Aksi tersebut terjadi setelah warga batal bertemu dengan Gubernur Jawa Timur, Khofifah Indar Parawansa, yang melakukan kunjungan ke wilayah terdampak gempa di Manggarai Timur.
Berdasarkan informasi, Khofifah datang untuk meninjau kondisi masyarakat terdampak sekaligus menyalurkan bantuan.
Dalam agenda awal, warga Kampung Lamba Keli dan Kampung Tengku Leda dijadwalkan bertemu gubernur. Masing-masing lokasi mendapat alokasi waktu sekitar 30 menit dari total kunjungan 1 jam.
Namun pelaksanaan di lapangan molor. Kunjungan di Kampung Lamba Keli berlangsung lebih lama sehingga tim tidak sempat menuju Kampung Tengku Leda.
“Kami terlalu lama di Lamba Keli tadi, waktu terpotong banyak di Lamba Keli terus tidak sempat mampir ke Tengku Leda,” ujar Camat Lamba Leda, Vitalis Edmundus Buru Lana, sebagaimana dikutip detikBali.
Kondisi ini memicu kekecewaan warga yang sejak pagi telah menunggu kedatangan gubernur bersama keluarga dan anak-anak.
2 Tenda BNPB Dibakar
Kekecewaan memuncak hingga sejumlah warga membakar 2 tenda darurat bantuan BNPB di Kampung Tengku Leda.

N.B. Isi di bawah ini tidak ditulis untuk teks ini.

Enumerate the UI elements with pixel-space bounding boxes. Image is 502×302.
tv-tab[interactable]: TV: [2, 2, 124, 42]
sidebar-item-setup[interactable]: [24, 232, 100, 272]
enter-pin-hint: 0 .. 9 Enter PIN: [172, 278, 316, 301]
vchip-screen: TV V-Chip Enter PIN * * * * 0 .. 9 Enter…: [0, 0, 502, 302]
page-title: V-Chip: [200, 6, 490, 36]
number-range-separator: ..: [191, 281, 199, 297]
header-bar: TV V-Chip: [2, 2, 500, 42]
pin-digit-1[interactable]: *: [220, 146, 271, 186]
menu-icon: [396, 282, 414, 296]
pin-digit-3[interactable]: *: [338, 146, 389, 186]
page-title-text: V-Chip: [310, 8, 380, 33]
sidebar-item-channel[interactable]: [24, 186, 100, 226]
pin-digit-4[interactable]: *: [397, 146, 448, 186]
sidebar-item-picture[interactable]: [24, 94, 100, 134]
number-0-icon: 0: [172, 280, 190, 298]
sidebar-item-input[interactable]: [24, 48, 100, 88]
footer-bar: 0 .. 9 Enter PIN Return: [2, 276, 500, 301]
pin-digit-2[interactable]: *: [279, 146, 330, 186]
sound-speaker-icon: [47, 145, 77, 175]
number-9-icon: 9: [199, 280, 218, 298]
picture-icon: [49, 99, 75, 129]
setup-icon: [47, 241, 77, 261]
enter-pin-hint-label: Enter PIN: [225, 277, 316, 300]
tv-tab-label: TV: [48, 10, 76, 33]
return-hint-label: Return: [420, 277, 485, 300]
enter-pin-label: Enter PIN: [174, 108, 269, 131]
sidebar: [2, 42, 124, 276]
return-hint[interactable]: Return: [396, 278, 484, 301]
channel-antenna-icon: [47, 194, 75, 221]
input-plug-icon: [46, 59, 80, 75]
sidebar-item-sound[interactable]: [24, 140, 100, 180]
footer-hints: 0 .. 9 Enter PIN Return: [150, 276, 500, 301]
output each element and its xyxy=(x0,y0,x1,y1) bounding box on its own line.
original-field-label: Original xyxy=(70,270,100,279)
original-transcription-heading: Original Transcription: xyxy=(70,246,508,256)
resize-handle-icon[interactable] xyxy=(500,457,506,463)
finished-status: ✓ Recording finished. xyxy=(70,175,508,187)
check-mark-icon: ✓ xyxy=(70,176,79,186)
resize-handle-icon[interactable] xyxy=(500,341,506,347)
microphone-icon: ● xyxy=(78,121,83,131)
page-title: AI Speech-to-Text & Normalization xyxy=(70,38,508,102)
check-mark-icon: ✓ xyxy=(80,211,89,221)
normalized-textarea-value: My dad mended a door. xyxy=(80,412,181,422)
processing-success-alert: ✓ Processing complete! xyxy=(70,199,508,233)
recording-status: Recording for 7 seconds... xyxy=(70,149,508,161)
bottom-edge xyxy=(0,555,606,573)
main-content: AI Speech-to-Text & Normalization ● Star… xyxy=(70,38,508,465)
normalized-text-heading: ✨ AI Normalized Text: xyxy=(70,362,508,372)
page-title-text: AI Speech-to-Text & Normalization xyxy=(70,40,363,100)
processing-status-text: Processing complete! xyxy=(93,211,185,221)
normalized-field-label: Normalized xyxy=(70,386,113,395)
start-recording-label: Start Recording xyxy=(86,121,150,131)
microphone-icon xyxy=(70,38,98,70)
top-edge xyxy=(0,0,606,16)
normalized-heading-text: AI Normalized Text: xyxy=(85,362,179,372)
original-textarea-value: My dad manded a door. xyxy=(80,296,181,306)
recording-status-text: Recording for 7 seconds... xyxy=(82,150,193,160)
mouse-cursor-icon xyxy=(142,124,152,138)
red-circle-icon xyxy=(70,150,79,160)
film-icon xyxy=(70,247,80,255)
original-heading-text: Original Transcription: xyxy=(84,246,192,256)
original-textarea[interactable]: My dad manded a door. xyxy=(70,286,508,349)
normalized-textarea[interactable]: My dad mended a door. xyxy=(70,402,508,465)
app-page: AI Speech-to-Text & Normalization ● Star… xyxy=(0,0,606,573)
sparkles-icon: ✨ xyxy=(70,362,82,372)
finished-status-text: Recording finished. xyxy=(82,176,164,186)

Dalam video yang beredar di media sosial, tampak warga berkumpul di sekitar tenda dengan kepulan asap. Sejumlah warga menyampaikan kekecewaan terhadap pemerintah.
“Kami kecewa diadu sana sini,” ujar seorang warga dalam video tersebut.
Warga lainnya mengaku ingin menyampaikan langsung kondisi mereka kepada Gubernur Jawa Timur.
Camat Lamba Leda membenarkan adanya pembakaran tersebut.
Ia menyayangkan tindakan warga, namun memahami aksi itu dipicu kekecewaan karena tidak bisa bertemu Khofifah.
Situasi Kini Kondusif
Usai kejadian, Camat bersama aparat keamanan langsung menemui warga untuk memberikan klarifikasi terkait batalnya kunjungan.
“Sudah klarifikasi tadi dan sudah kondusif, langsung tenang,” kata Vitalis.
Aksi ini terjadi di tengah masa tanggap darurat pascagempa Flores M7,7. Warga di sejumlah wilayah Manggarai Timur masih membutuhkan bantuan logistik, hunian sementara, layanan kesehatan, dan perhatian pemerintah.